I noted the books on the shelves next to Beers and said, “Most of your authors are gay people writing gay books. Somebody’s publishing them. Somebody’s reading them.”

She sniffed. “Donald, honey, yes, some gay people still do read actual books, not just porn catalogs and tweets. But there’s not a book up there that received an advance of more than seven thousand dollars. Most of those titles were done by small houses that paid no advance at all. I suppose you’re wondering, how the hell do I pay the rent? Well, dear, if you must know, Doctor Beers, my ex, Mister Root Canal of New Rochelle, pays the freight here on posh Hudson Street. For me, this business is not much more than a labor of love—or, in these grim times, let’s just say labor of like. Or labor of what the fuck else am I gonna do?”

“But Wenske’s pot book sold okay?”

“It did. It was nicely reviewed in The Times, the Globe, and The Washington Post, and Eddie did the cable talk show circuit, and that juiced up sales. It’s a usefully controversial book. The people who think pot should be legalized held Weed Wars up as evidence that decriminalizing the trade will drive the goons and psychos out of the business. And of course the war-on-drugs law enforcement types used it to lobby for harsher laws and more funding for themselves. Eddie favored the former approach, as you’ll see, Donald, when you take the trouble to read the book.”

“I’ll read it on the train back to Albany.”

“That train must be even slower than I remember it.”

“When it comes to AMTRAK, I’m always careful to bring something along to entertain myself.”

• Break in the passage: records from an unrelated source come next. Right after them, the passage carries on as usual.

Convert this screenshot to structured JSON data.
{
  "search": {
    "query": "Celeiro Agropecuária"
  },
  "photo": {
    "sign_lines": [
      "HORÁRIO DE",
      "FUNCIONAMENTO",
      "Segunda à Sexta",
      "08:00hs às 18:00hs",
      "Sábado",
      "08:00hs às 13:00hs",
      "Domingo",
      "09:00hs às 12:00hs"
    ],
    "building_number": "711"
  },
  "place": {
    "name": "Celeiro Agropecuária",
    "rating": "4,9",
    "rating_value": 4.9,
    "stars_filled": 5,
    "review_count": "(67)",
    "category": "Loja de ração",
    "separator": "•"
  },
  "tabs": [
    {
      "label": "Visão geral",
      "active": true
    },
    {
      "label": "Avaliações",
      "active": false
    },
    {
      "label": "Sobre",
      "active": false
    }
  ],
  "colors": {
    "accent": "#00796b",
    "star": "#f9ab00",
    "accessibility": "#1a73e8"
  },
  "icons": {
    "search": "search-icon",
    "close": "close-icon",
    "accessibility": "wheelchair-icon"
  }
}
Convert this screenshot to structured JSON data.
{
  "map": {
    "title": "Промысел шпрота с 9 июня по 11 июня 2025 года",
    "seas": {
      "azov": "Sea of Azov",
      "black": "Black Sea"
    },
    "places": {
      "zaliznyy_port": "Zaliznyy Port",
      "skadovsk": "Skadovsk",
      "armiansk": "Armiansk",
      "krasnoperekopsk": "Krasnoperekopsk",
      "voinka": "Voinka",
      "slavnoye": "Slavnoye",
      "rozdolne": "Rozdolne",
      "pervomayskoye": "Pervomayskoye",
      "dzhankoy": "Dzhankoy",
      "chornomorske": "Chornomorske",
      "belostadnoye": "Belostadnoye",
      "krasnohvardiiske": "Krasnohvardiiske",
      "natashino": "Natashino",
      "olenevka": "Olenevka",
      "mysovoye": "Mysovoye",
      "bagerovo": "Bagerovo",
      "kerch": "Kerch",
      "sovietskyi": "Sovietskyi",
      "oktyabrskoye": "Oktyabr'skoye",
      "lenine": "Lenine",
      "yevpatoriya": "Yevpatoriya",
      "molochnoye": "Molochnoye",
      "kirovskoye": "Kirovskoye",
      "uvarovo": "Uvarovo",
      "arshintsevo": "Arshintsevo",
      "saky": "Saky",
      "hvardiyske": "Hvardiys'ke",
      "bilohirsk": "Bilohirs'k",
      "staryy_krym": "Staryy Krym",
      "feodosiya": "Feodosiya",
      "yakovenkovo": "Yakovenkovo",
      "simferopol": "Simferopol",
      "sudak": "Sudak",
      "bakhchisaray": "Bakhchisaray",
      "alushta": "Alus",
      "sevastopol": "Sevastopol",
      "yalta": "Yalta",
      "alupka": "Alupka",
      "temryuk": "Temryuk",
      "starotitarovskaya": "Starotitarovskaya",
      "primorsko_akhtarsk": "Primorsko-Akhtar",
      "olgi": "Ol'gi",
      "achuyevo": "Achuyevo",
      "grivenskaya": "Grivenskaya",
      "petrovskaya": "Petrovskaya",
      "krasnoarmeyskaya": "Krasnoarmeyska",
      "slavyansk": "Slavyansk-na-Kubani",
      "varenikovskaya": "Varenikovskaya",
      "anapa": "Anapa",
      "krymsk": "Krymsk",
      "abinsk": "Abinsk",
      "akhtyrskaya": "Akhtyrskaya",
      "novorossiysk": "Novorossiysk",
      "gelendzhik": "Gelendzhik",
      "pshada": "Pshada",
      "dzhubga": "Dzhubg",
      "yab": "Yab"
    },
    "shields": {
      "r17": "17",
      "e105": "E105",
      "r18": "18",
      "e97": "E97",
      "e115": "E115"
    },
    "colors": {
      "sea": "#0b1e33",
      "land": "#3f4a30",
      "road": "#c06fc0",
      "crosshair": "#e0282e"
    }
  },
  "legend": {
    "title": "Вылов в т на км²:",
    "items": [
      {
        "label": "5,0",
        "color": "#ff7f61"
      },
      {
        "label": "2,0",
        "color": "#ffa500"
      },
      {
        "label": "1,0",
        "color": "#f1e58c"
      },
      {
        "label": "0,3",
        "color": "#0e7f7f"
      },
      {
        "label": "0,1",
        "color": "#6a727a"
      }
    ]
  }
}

“Well, you won’t be entertained by Weed Wars. You’ll be frightened and disgusted. And you’ll see why I’m so sure that something…something just horrible has happened to dear, stout-hearted Eddie Wenske.” Her voice faltered, and she shook her head and her eyes were wet.

“God, why couldn’t Eddie have let well enough alone? He did this nice job at the Globe with his series on pot dealers using a poor people’s health clinic as a distribution center, and how the community group that ran the place got into a war with the dealers. But that’s when he realized how ruthless the dealers were, and he started digging and came up with the material for the book. He’d already been warned a number of times to back off, and I told him myself, don’t mess with those people, it’s a hopeless societal situation—the thugs on one side, the Puritanism and hypocrisy on the other side, the billions in profits, and all these entrenched habits you can’t fight. But he was fascinated and he was shocked, and he thought it was an important and dramatic story about American society. Which of course it is.”